Funding: This research was funded by VGDN program FAPESP (00/04205-6). CMR and FLM hold a CAPES doctorate fellowship (DO) and PMAZ holds a CNPq PQ Research Scholarship.
Competing interests: The authors have declared that no competing interests exist.
A considerable proportion (∼45%) of the primate genome consists of copies of mobile genetic elements . These elements are divided into two classes based on their mechanism of mobilization: those involving an RNA intermediate, or those that transpose via DNA excision and reintegration into the host genome (transposons). The via-RNA elements (Class I) are represented by retrotransposons and endogenous retroviruses (ERVs). ERVs are relics of ancient viral infection events in the germ line, followed by long-term vertical transmission. They can increase in copy number by means of active replication (in cis or in trans) or by chromosomal duplication , and represent about 3% of all transposable elements (TE) related sequences. Proviral activity may occur over long periods of time until they become inactivated by loss of promoter functionality due to host chromosome rearrangements, insertions, deletions or point mutations. Because the LTRs (long terminal repeats) of proviruses carry transcriptional regulatory elements, such as promoters and enhancers, its likely that the insertion of a provirus, or only its LTRs, near genes or regulatory regions will be detrimental to host fitness –.
The human ERV-K (HERV-K) family includes some of the most active retroviral elements in human genome , . Although most of the proviral copies of ERV-K in the genome are inactive, some show evidence of past positive selection at the env gene , . ERVs, as well the other retroelements, can invade the host genome due to transposition bursts , counteracted by host-driven excision and purging , . This dynamical process plays an important role in the evolution of host genomes as a consequence of the rearrangement, transduction and inactivation of genes , . In the absence of any host selection pressure to inhibit the fixation and replication, ERV copy number could increase to extreme levels , . However, the preferential integration of LTR elements in gene-poor regions and in an antisense orientation suggests that these elements are routinely purged from gene-rich regions by purifying selection , , which is perhaps a major force restricting ERV copy number.
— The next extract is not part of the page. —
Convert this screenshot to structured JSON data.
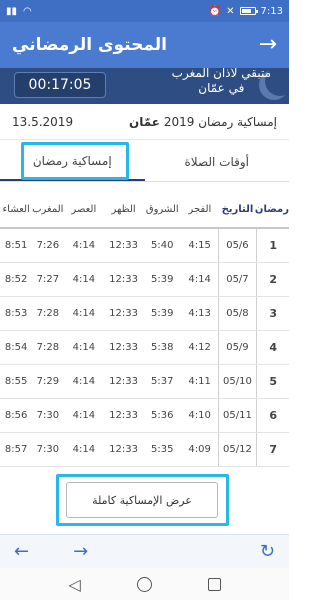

Consequently, determining the mechanisms of transposition control, inactivation and purging are central to the understanding of proviral dynamics in the host genome , , , , .
To explore the evolutionary dynamics of ERVs in more detail, we determined the demographic history of ERV-K in three primates: human (Homo sapiens), common chimpanzee (Pan troglodytes) and rhesus monkey (Macaca mulatta). Our findings suggest that host population size and ecology plays a major role in shaping patterns of ERV-K evolution in primates.
ERV-K Characterization and Phylogeny
Nineteen complete proviruses, designated RhERV-K, were found in the rhesus monkey (Macaca mulatta) draft assembly genome (Text S1). Similarly, 12 new elements in Pan troglodytes (CERV-K) genome were found (Text S1) and compared to 20 CERV and 55 human HERV-K previously reported, producing a total of 106 ERV-K genomes. Three RhERV-K proviruses had almost identical LTR, indicative of recent integration and therefore of possible recent activity. Conversely, RhERV-K19 had highly divergent 5′ and 3′ LTR that could not be aligned due to several insertion-deletion events (indels), indicating that the estimated integration time of about 46 MYBP (see below) may be misleading. As no RhERV-K orthologue was closely related to those in either the chimpanzee or human genomes, all RhERV-K proviruses appear to have arisen by active transposition rather than chromosomal duplication. In contrast, Pan and Homo share several ERV-K, and exhibit many closely related elements that most likely originated by chromosomal duplications and rearrangement events (e.g., CERV-K32, CERV-K31, CERV-K34; CERV-K26, 27 and 28 on the Y chromosome).
A phylogenetic tree (Fig. 1) for a 4130 bp alignment from the conserved domains (the Partial data set) shared by 106 ERV-K genomes, had a topology congruent to those obtained previously for both ERV-K genomic fragments  and complete genomes . To facilitate data presentation, tree components involving two or more adjacent lineages in the same host, were collapsed and were indicated as colored wedges in Figure 1. Human and chimpanzee appear to share a large number of ERV-K as indicated by at least 18 Pan-Homo sister taxa pairs at the tips of the tree. Interestingly, 13 RhERV-K clustered in a distinct group, radiating within Group O , represented by the largest wedge in Figure 1. The other six RhERV-K genomes fell in four distinct lineages within Group I. None of the six lineages of RhERV-K shared recent orthologues with Homo or Pan, and only three (RhERV-K3, RhERV-K8 and RhERV-K19) were possibly integrated into the common ancestor of all three primates. This notion was further supported by the fact that no traces of ERV-K were found in the orthologous chromosomal regions in human and chimpanzee, where we would expect to find the descendents of RhERV-K3 and the eight ERVs that predate the separation of all three lineages. Conversely, fragments of LTR and gag sequences were found on chromosome 9 of both human and chimpanzee at the integration site of RhERV-K19, suggesting that they the ERV-K viruses have been purged from these genomes.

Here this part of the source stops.